Blair Frank reports in Venture Beat:
Microsoft showed off a new system that will allow developers to deploy machine learning models onto programmable silicon and achieve high performance beyond what they’d be able to get from a CPU or GPU. FPGAs let programmers configure hardware optimized to execute functions prior to runtime, like doing the math to serve insights from neural networks. The lack of batching means it’s possible for the hardware to handle requests as they come in.“We call it real-time AI because the idea here is that you send in a request, you want the answer back.”
Microsoft made a splash in the world of dedicated AI hardware when it unveiled a new system for doing high-speed, low-latency serving of machine learning models. The company showed off a new system called Brainwave that will allow developers to deploy machine learning models onto programmable silicon and achieve high performance beyond what they’d be able to get from a CPU or GPU.
Researchers at the Hot Chips conference in Cupertino, California showed a Gated Recurrent Unit model running on Intel’s new Stratix 10 field programmable gate array (FPGA) chip at a speed of 39.5 teraflops, without batching operations at all. The lack of batching means that it’s possible for the hardware to handle requests as they come in, providing real-time insights for machine learning systems.
The model that Microsoft chose is several times larger than convolutional neural networks like Alexnet and Resnet-50, which other companies have used to benchmark their own hardware.
Providing low-latency insights is important for deploying machine learning systems at scale. Users don’t want to wait long for their apps to respond.
“We call it real-time AI because the idea here is that you send in a request, you want the answer back,” said Doug Burger, a distinguished engineer with Microsoft Research. “If it’s a video stream, if it’s a conversation, if it’s looking for intruders, anomaly detection, all the things where you care about interaction and quick results, you want those in real time,” he said.
However, some previously published results on hardware-accelerated machine learning have focused on results that optimize for throughput at the cost of latency. In Burger’s view, more people should ask how a machine learning accelerator can perform without bundling requests into a batch and processing them all at once.
“All of the numbers [other] people are throwing around are juiced,” he said.
Microsoft is using Brainwave across the army of FPGAs it has installed in its data centers. According to Burger, Brainwave will allow Microsoft services to more rapidly support artificial intelligence features. In addition, the company is working to make Brainwave available to third-party customers through its Azure cloud platform.
FPGAs let programmers configure hardware optimized to execute particular functions prior to runtime, like doing the math necessary to serve insights from neural networks. Microsoft has deployed hundreds of thousands of FPGAs in its data centers on boards that are slotted into servers and connected to the network.

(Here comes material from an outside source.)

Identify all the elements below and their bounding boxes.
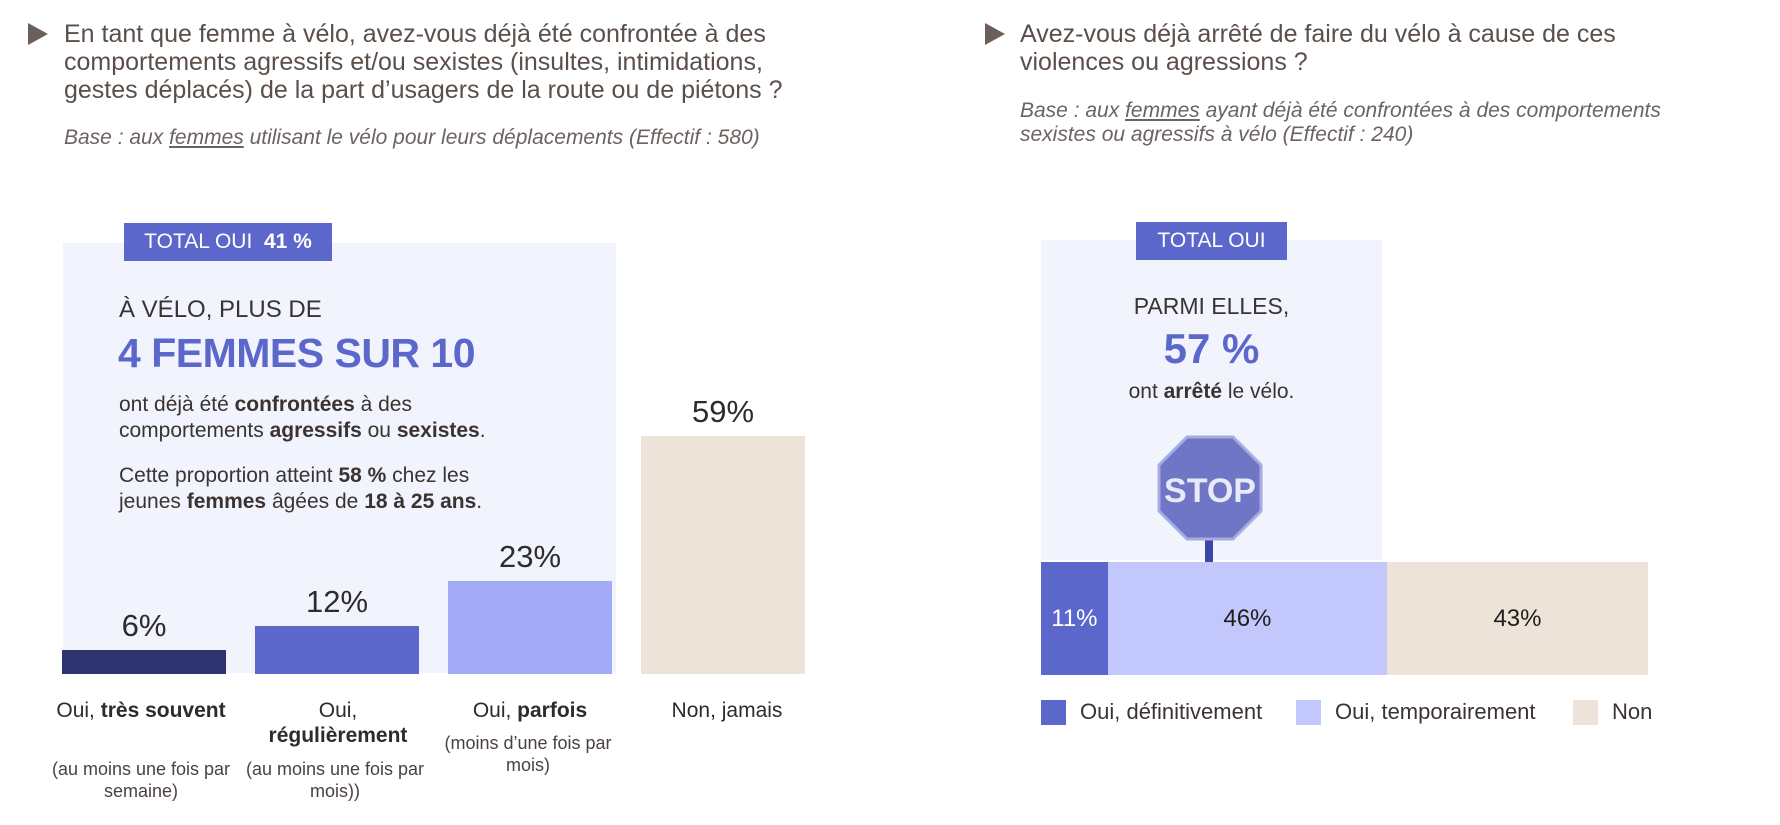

Brainwave loads a trained machine learning model into FPGA hardware’s memory that stays there throughout the lifetime of a machine learning service. That hardware can then be used to compute whatever insights the model is designed to generate, such as a predicted string of text. In the event that a model is too big to run on a single FPGA, software deploys and executes it across multiple hardware boards.
Microsoft isn’t the only company investing in hardware that’s supposed to accelerate machine learning. Google announced the second revision of its Tensor Processing Unit — a dedicated chip for machine learning training and serving — earlier this year. There are also a slew of startups building dedicated hardware accelerators for use with machine learning.
One of the common criticisms of FPGAs is that they are less fast or less efficient than chips made specifically to execute machine learning operations. Burger said that this performance milestone should show that the programmable hardware can deliver high performance as well.
In addition, the performance displayed today is running on brand new hardware, and Burger said that there’s room for Intel and Microsoft to further optimize both the hardware’s performance and Brainwave’s use of it. With further performance improvements, it should be possible for Microsoft to hit 90 teraflops with the Intel Stratix 10.
Right now, Brainwave supports trained models created using Microsoft’s CNTK framework and Google’s TensorFlow framework. Burger said that the team is working on making it compatible with other tools like Caffe. Microsoft hasn’t given a roadmap for when it will make Brainwave available to its customers, but is working towards a future when third parties would be able to bring any trained model and run it on Brainwave.